Is there anywhere in the world that has a robust and comprehensive public funding for legal entanglements of all types?

[–] NeoNachtwaechter@lemmy.world 10 points 10 months ago (5 children)

But the defendant still has to put the funds up in the first place? It's a huge gamble

Good point. Actually it isn't a huge gamble in Germany, other than in Usa (which is again the extremely worst example).

Costs of legal defense are moderate. There is a public tariff for lawyer costs and for court fees. So the only areas where you even have a chance to spend huge amounts are finding or creating evidence (private investigators etc), or hiring too many lawyers.

[–] tryptaminev@feddit.de 9 points 10 months ago (1 children)

The problem is that it can still work in Germany to just pile the defendant under too many files to process with his ressources. This is not the case in stuff that courts understand, like say a traffic accident. But for anything technical/IT/IP related German courts are terribly incompetent and unable to create a fair case.

Especially regarding IP related things like streaming or torrenting movies, there is a myriad of ridiculous court decisions. The default unfortunately seems to be to just assume the corporation to be in the right, because it is a corporation and surely they must own the IP and lose a lot of money from the evil hackers.

[–] NeoNachtwaechter@lemmy.world 2 points 10 months ago* (last edited 10 months ago) (1 children)

It is not "the" problem.

It is thinkable in theory, but it is not a normal thing to happen. Also, you would not just "drown" the defendant, but the court as well, and then they may smell the misuse.

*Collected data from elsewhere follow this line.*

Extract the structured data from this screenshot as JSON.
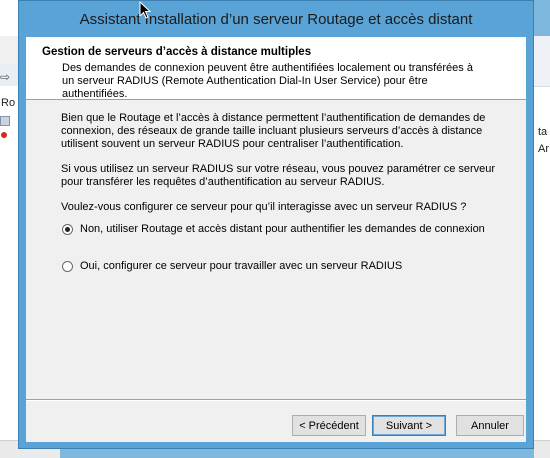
{
  "dialog": {
    "title": "Assistant Installation d’un serveur Routage et accès distant"
  },
  "header": {
    "title": "Gestion de serveurs d’accès à distance multiples",
    "description": "Des demandes de connexion peuvent être authentifiées localement ou transférées à un serveur RADIUS (Remote Authentication Dial-In User Service) pour être authentifiées."
  },
  "body": {
    "paragraph1": "Bien que le Routage et l’accès à distance permettent l’authentification de demandes de connexion, des réseaux de grande taille incluant plusieurs serveurs d’accès à distance utilisent souvent un serveur RADIUS pour centraliser l’authentification.",
    "paragraph2": "Si vous utilisez un serveur RADIUS sur votre réseau, vous pouvez paramétrer ce serveur pour transférer les requêtes d’authentification au serveur RADIUS.",
    "question": "Voulez-vous configurer ce serveur pour qu’il interagisse avec un serveur RADIUS ?",
    "options": [
      {
        "label": "Non, utiliser Routage et accès distant pour authentifier les demandes de connexion",
        "selected": true
      },
      {
        "label": "Oui, configurer ce serveur pour travailler avec un serveur RADIUS",
        "selected": false
      }
    ]
  },
  "buttons": {
    "back": "< Précédent",
    "next": "Suivant >",
    "cancel": "Annuler"
  },
  "background": {
    "left_text": "Ro",
    "right_text1": "ta",
    "right_text2": "Ar"
  },
  "colors": {
    "titlebar": "#5aa3d6",
    "desktop": "#7fb8de",
    "client": "#f0f0f0"
  }
}
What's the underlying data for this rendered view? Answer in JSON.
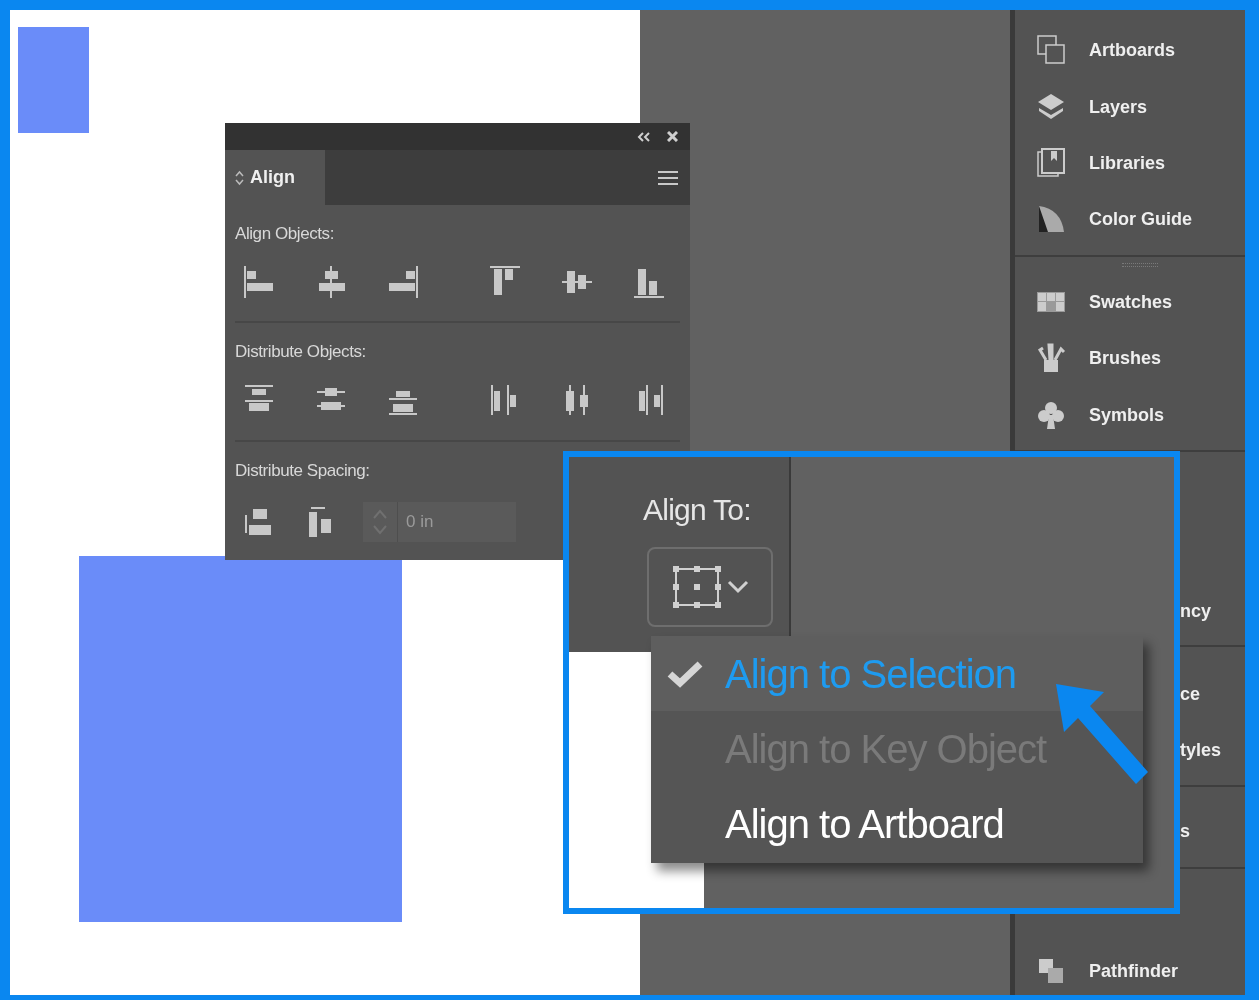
{
  "align_panel": {
    "tab": "Align",
    "sections": [
      {
        "label": "Align Objects:"
      },
      {
        "label": "Distribute Objects:"
      },
      {
        "label": "Distribute Spacing:"
      }
    ],
    "spacing_field": {
      "value": "0 in",
      "disabled": true
    }
  },
  "right_panel": {
    "groups": [
      [
        {
          "label": "Artboards",
          "kind": "full"
        },
        {
          "label": "Layers",
          "kind": "full"
        },
        {
          "label": "Libraries",
          "kind": "full"
        },
        {
          "label": "Color Guide",
          "kind": "full"
        }
      ],
      [
        {
          "label": "Swatches",
          "kind": "full"
        },
        {
          "label": "Brushes",
          "kind": "full"
        },
        {
          "label": "Symbols",
          "kind": "full"
        }
      ],
      [
        {
          "label": "ncy",
          "kind": "cut"
        }
      ],
      [
        {
          "label": "ce",
          "kind": "cut"
        },
        {
          "label": "tyles",
          "kind": "cut"
        }
      ],
      [
        {
          "label": "s",
          "kind": "cut"
        }
      ],
      [
        {
          "label": "Pathfinder",
          "kind": "full"
        }
      ]
    ]
  },
  "callout": {
    "label": "Align To:",
    "menu": [
      {
        "label": "Align to Selection",
        "selected": true,
        "disabled": false
      },
      {
        "label": "Align to Key Object",
        "selected": false,
        "disabled": true
      },
      {
        "label": "Align to Artboard",
        "selected": false,
        "disabled": false
      }
    ]
  }
}
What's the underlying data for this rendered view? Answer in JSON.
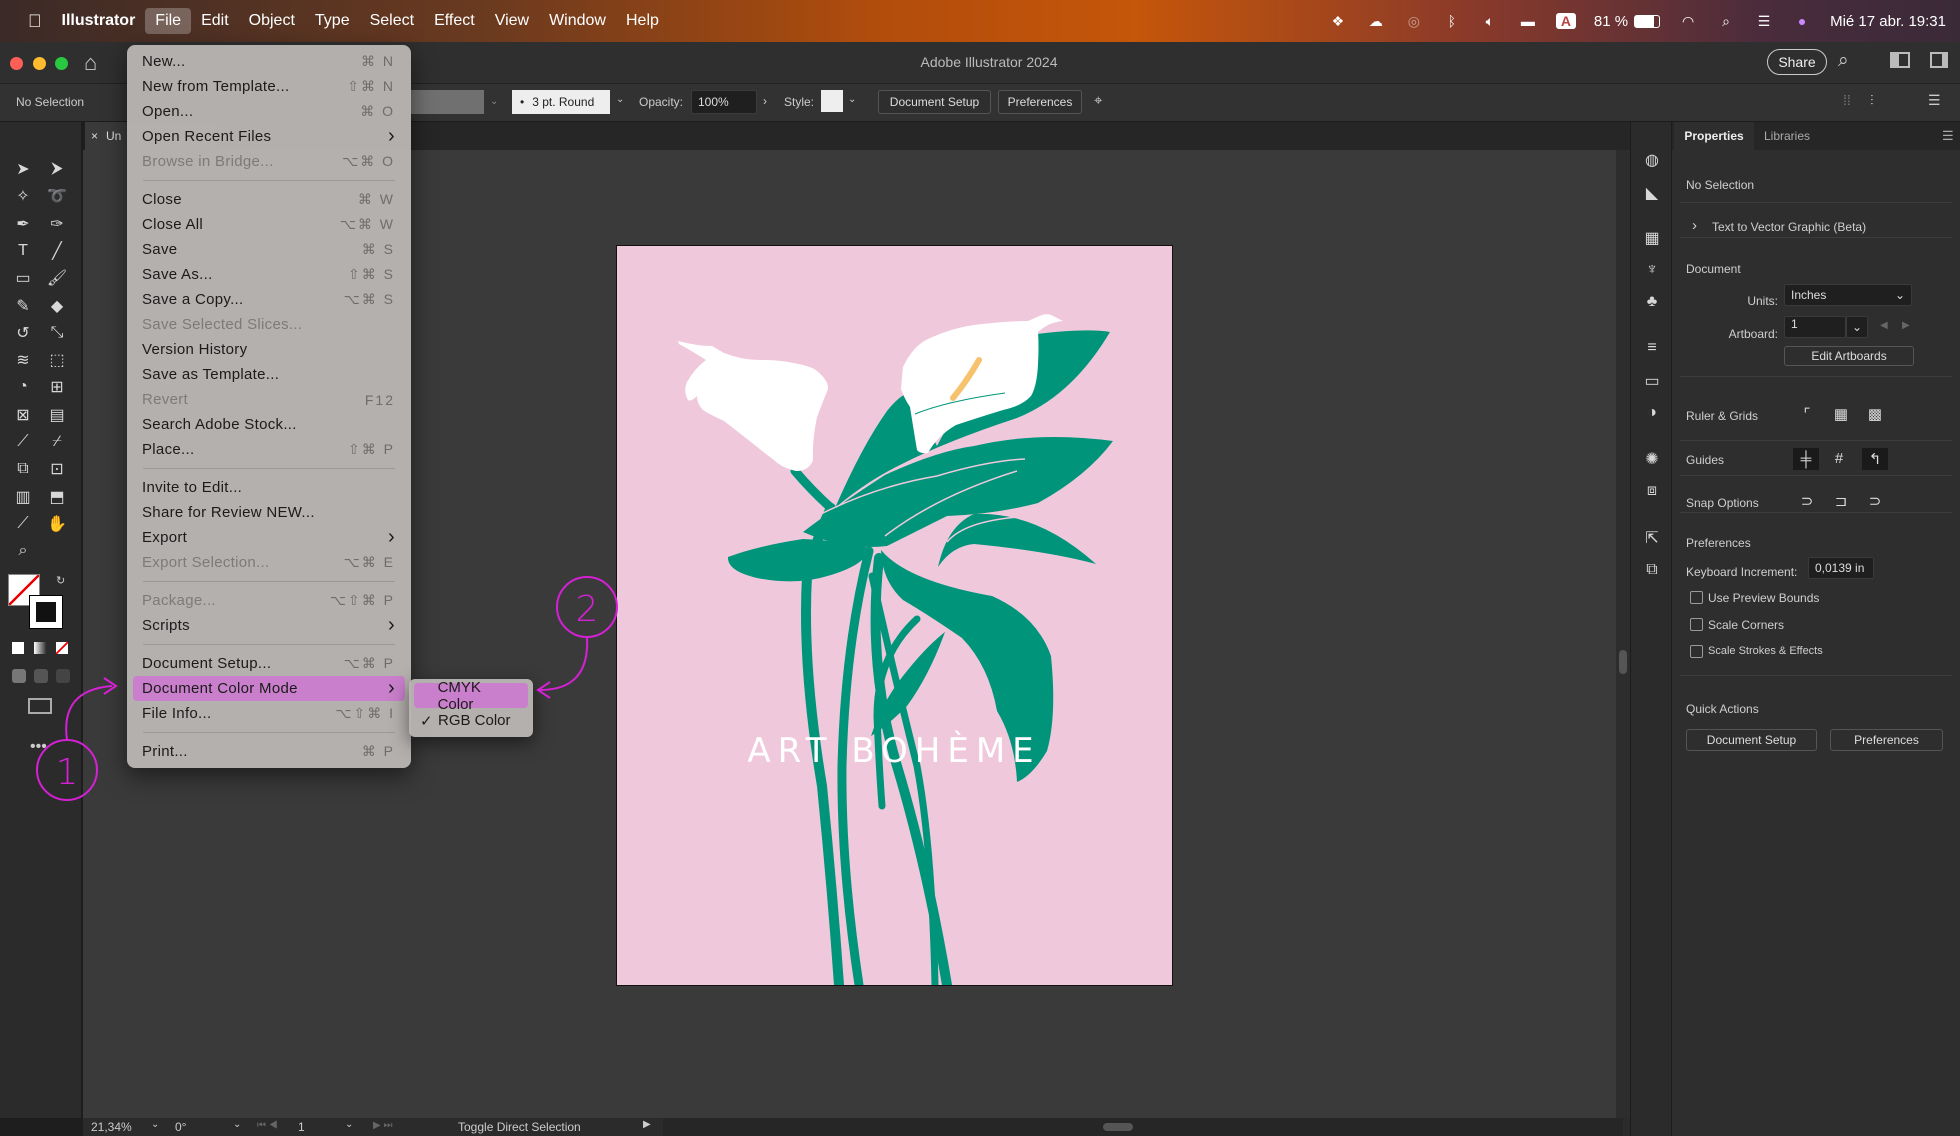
{
  "menubar": {
    "apple": "",
    "app": "Illustrator",
    "items": [
      "File",
      "Edit",
      "Object",
      "Type",
      "Select",
      "Effect",
      "View",
      "Window",
      "Help"
    ],
    "active": "File",
    "battery": "81 %",
    "datetime": "Mié 17 abr.  19:31",
    "keyboard_badge": "A"
  },
  "window": {
    "title": "Adobe Illustrator 2024",
    "share": "Share"
  },
  "controlbar": {
    "selection": "No Selection",
    "stroke": "3 pt. Round",
    "opacity_label": "Opacity:",
    "opacity_value": "100%",
    "style_label": "Style:",
    "document_setup": "Document Setup",
    "preferences": "Preferences"
  },
  "tab": {
    "close": "×",
    "label": "Un"
  },
  "file_menu": [
    {
      "label": "New...",
      "shortcut": "⌘ N"
    },
    {
      "label": "New from Template...",
      "shortcut": "⇧⌘ N"
    },
    {
      "label": "Open...",
      "shortcut": "⌘ O"
    },
    {
      "label": "Open Recent Files",
      "submenu": true
    },
    {
      "label": "Browse in Bridge...",
      "shortcut": "⌥⌘ O",
      "disabled": true
    },
    {
      "sep": true
    },
    {
      "label": "Close",
      "shortcut": "⌘ W"
    },
    {
      "label": "Close All",
      "shortcut": "⌥⌘ W"
    },
    {
      "label": "Save",
      "shortcut": "⌘ S"
    },
    {
      "label": "Save As...",
      "shortcut": "⇧⌘ S"
    },
    {
      "label": "Save a Copy...",
      "shortcut": "⌥⌘ S"
    },
    {
      "label": "Save Selected Slices...",
      "disabled": true
    },
    {
      "label": "Version History"
    },
    {
      "label": "Save as Template..."
    },
    {
      "label": "Revert",
      "shortcut": "F12",
      "disabled": true
    },
    {
      "label": "Search Adobe Stock..."
    },
    {
      "label": "Place...",
      "shortcut": "⇧⌘ P"
    },
    {
      "sep": true
    },
    {
      "label": "Invite to Edit..."
    },
    {
      "label": "Share for Review NEW..."
    },
    {
      "label": "Export",
      "submenu": true
    },
    {
      "label": "Export Selection...",
      "shortcut": "⌥⌘ E",
      "disabled": true
    },
    {
      "sep": true
    },
    {
      "label": "Package...",
      "shortcut": "⌥⇧⌘ P",
      "disabled": true
    },
    {
      "label": "Scripts",
      "submenu": true
    },
    {
      "sep": true
    },
    {
      "label": "Document Setup...",
      "shortcut": "⌥⌘ P"
    },
    {
      "label": "Document Color Mode",
      "submenu": true,
      "highlighted": true
    },
    {
      "label": "File Info...",
      "shortcut": "⌥⇧⌘ I"
    },
    {
      "sep": true
    },
    {
      "label": "Print...",
      "shortcut": "⌘ P"
    }
  ],
  "color_mode_submenu": [
    {
      "label": "CMYK Color",
      "checked": false,
      "highlighted": true
    },
    {
      "label": "RGB Color",
      "checked": true
    }
  ],
  "artwork": {
    "title": "ART BOHÈME",
    "colors": {
      "background": "#f0c8dc",
      "leaf": "#00957a",
      "flower": "#ffffff",
      "spadix": "#f7c26e"
    }
  },
  "annotations": {
    "step1": "1",
    "step2": "2",
    "color": "#d520d5"
  },
  "properties_panel": {
    "tabs": [
      "Properties",
      "Libraries"
    ],
    "selection": "No Selection",
    "text_to_vector": "Text to Vector Graphic (Beta)",
    "document_heading": "Document",
    "units_label": "Units:",
    "units_value": "Inches",
    "artboard_label": "Artboard:",
    "artboard_value": "1",
    "edit_artboards": "Edit Artboards",
    "ruler_grids": "Ruler & Grids",
    "guides": "Guides",
    "snap_options": "Snap Options",
    "preferences_heading": "Preferences",
    "keyboard_increment_label": "Keyboard Increment:",
    "keyboard_increment_value": "0,0139 in",
    "checkboxes": [
      {
        "label": "Use Preview Bounds",
        "checked": false
      },
      {
        "label": "Scale Corners",
        "checked": false
      },
      {
        "label": "Scale Strokes & Effects",
        "checked": false
      }
    ],
    "quick_actions": "Quick Actions",
    "qa_document_setup": "Document Setup",
    "qa_preferences": "Preferences"
  },
  "statusbar": {
    "zoom": "21,34%",
    "rotation": "0°",
    "artboard": "1",
    "tool_hint": "Toggle Direct Selection"
  }
}
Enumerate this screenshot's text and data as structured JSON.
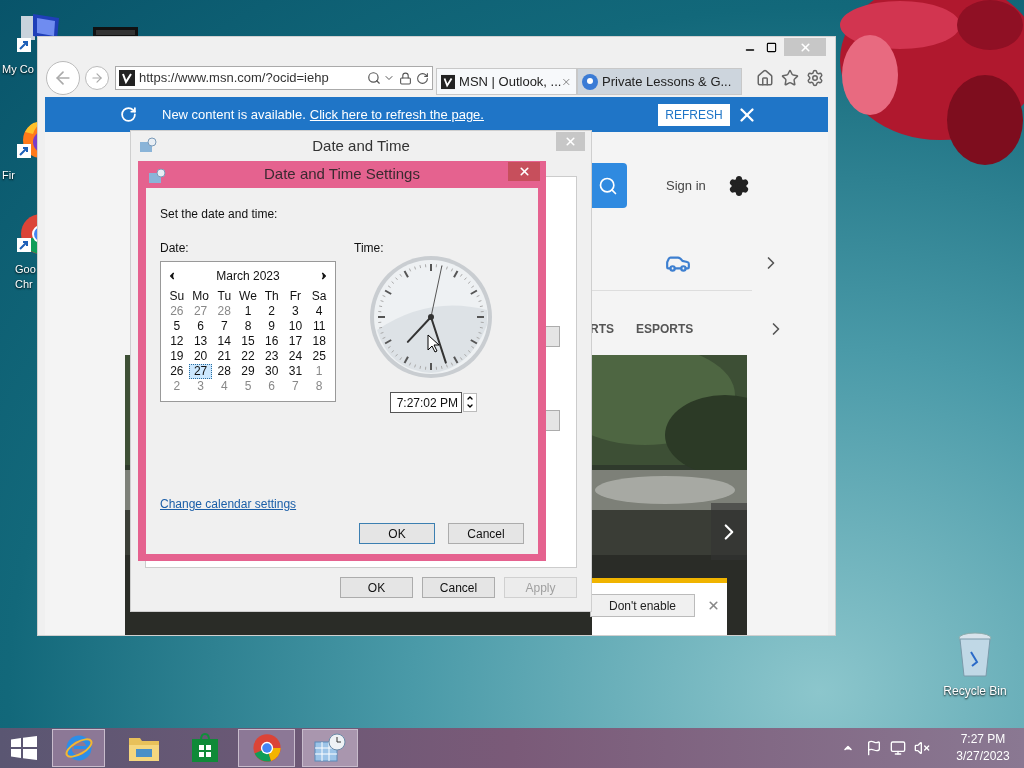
{
  "desktop": {
    "icons": [
      {
        "kind": "computer",
        "lines": [
          "My Co"
        ]
      },
      {
        "kind": "firefox",
        "lines": [
          "Fir"
        ]
      },
      {
        "kind": "chrome",
        "lines": [
          "Goo",
          "Chr"
        ]
      }
    ],
    "recycle_bin": {
      "label": "Recycle Bin"
    }
  },
  "browser": {
    "address": "https://www.msn.com/?ocid=iehp",
    "tabs": [
      {
        "label": "MSN | Outlook, ...",
        "selected": true
      },
      {
        "label": "Private Lessons & G...",
        "selected": false
      }
    ],
    "banner": {
      "text": "New content is available.",
      "link": "Click here to refresh the page.",
      "button": "REFRESH"
    },
    "page": {
      "sign_in": "Sign in",
      "nav_items": [
        "RTS",
        "ESPORTS"
      ],
      "notification": {
        "button": "Don't enable"
      }
    }
  },
  "date_time_window": {
    "title": "Date and Time",
    "buttons": [
      {
        "label": "OK",
        "disabled": false
      },
      {
        "label": "Cancel",
        "disabled": false
      },
      {
        "label": "Apply",
        "disabled": true
      }
    ]
  },
  "settings_dialog": {
    "title": "Date and Time Settings",
    "prompt": "Set the date and time:",
    "date_label": "Date:",
    "time_label": "Time:",
    "calendar": {
      "month": "March 2023",
      "weekdays": [
        "Su",
        "Mo",
        "Tu",
        "We",
        "Th",
        "Fr",
        "Sa"
      ],
      "weeks": [
        [
          {
            "day": "26",
            "other_month": true,
            "selected": false
          },
          {
            "day": "27",
            "other_month": true,
            "selected": false
          },
          {
            "day": "28",
            "other_month": true,
            "selected": false
          },
          {
            "day": "1",
            "other_month": false,
            "selected": false
          },
          {
            "day": "2",
            "other_month": false,
            "selected": false
          },
          {
            "day": "3",
            "other_month": false,
            "selected": false
          },
          {
            "day": "4",
            "other_month": false,
            "selected": false
          }
        ],
        [
          {
            "day": "5",
            "other_month": false,
            "selected": false
          },
          {
            "day": "6",
            "other_month": false,
            "selected": false
          },
          {
            "day": "7",
            "other_month": false,
            "selected": false
          },
          {
            "day": "8",
            "other_month": false,
            "selected": false
          },
          {
            "day": "9",
            "other_month": false,
            "selected": false
          },
          {
            "day": "10",
            "other_month": false,
            "selected": false
          },
          {
            "day": "11",
            "other_month": false,
            "selected": false
          }
        ],
        [
          {
            "day": "12",
            "other_month": false,
            "selected": false
          },
          {
            "day": "13",
            "other_month": false,
            "selected": false
          },
          {
            "day": "14",
            "other_month": false,
            "selected": false
          },
          {
            "day": "15",
            "other_month": false,
            "selected": false
          },
          {
            "day": "16",
            "other_month": false,
            "selected": false
          },
          {
            "day": "17",
            "other_month": false,
            "selected": false
          },
          {
            "day": "18",
            "other_month": false,
            "selected": false
          }
        ],
        [
          {
            "day": "19",
            "other_month": false,
            "selected": false
          },
          {
            "day": "20",
            "other_month": false,
            "selected": false
          },
          {
            "day": "21",
            "other_month": false,
            "selected": false
          },
          {
            "day": "22",
            "other_month": false,
            "selected": false
          },
          {
            "day": "23",
            "other_month": false,
            "selected": false
          },
          {
            "day": "24",
            "other_month": false,
            "selected": false
          },
          {
            "day": "25",
            "other_month": false,
            "selected": false
          }
        ],
        [
          {
            "day": "26",
            "other_month": false,
            "selected": false
          },
          {
            "day": "27",
            "other_month": false,
            "selected": true
          },
          {
            "day": "28",
            "other_month": false,
            "selected": false
          },
          {
            "day": "29",
            "other_month": false,
            "selected": false
          },
          {
            "day": "30",
            "other_month": false,
            "selected": false
          },
          {
            "day": "31",
            "other_month": false,
            "selected": false
          },
          {
            "day": "1",
            "other_month": true,
            "selected": false
          }
        ],
        [
          {
            "day": "2",
            "other_month": true,
            "selected": false
          },
          {
            "day": "3",
            "other_month": true,
            "selected": false
          },
          {
            "day": "4",
            "other_month": true,
            "selected": false
          },
          {
            "day": "5",
            "other_month": true,
            "selected": false
          },
          {
            "day": "6",
            "other_month": true,
            "selected": false
          },
          {
            "day": "7",
            "other_month": true,
            "selected": false
          },
          {
            "day": "8",
            "other_month": true,
            "selected": false
          }
        ]
      ]
    },
    "time": "7:27:02 PM",
    "link": "Change calendar settings",
    "buttons": [
      {
        "label": "OK",
        "default": true
      },
      {
        "label": "Cancel",
        "default": false
      }
    ]
  },
  "taskbar": {
    "apps": [
      {
        "kind": "ie",
        "running": true,
        "selected": false
      },
      {
        "kind": "explorer",
        "running": false,
        "selected": false
      },
      {
        "kind": "store",
        "running": false,
        "selected": false
      },
      {
        "kind": "chrome",
        "running": true,
        "selected": false
      },
      {
        "kind": "datetime",
        "running": true,
        "selected": true
      }
    ],
    "clock": {
      "time": "7:27 PM",
      "date": "3/27/2023"
    }
  }
}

[–] tryptaminev@feddit.de 3 points 10 months ago

There is criminal, not civil courts, that were sucessfully drowned in the cum-ex robberies. They gave up on prosecuting people who stole billions from the federal budget, because they were unable to process the amount of files brought by the defense, before the statue of limitations expires.

So if even prosecuting theft of billions of Euros is subject to this tactic smaller civil cases can be too. And the court, because of their lack of technical understanding struggle to assess which files are relevant and which aren't.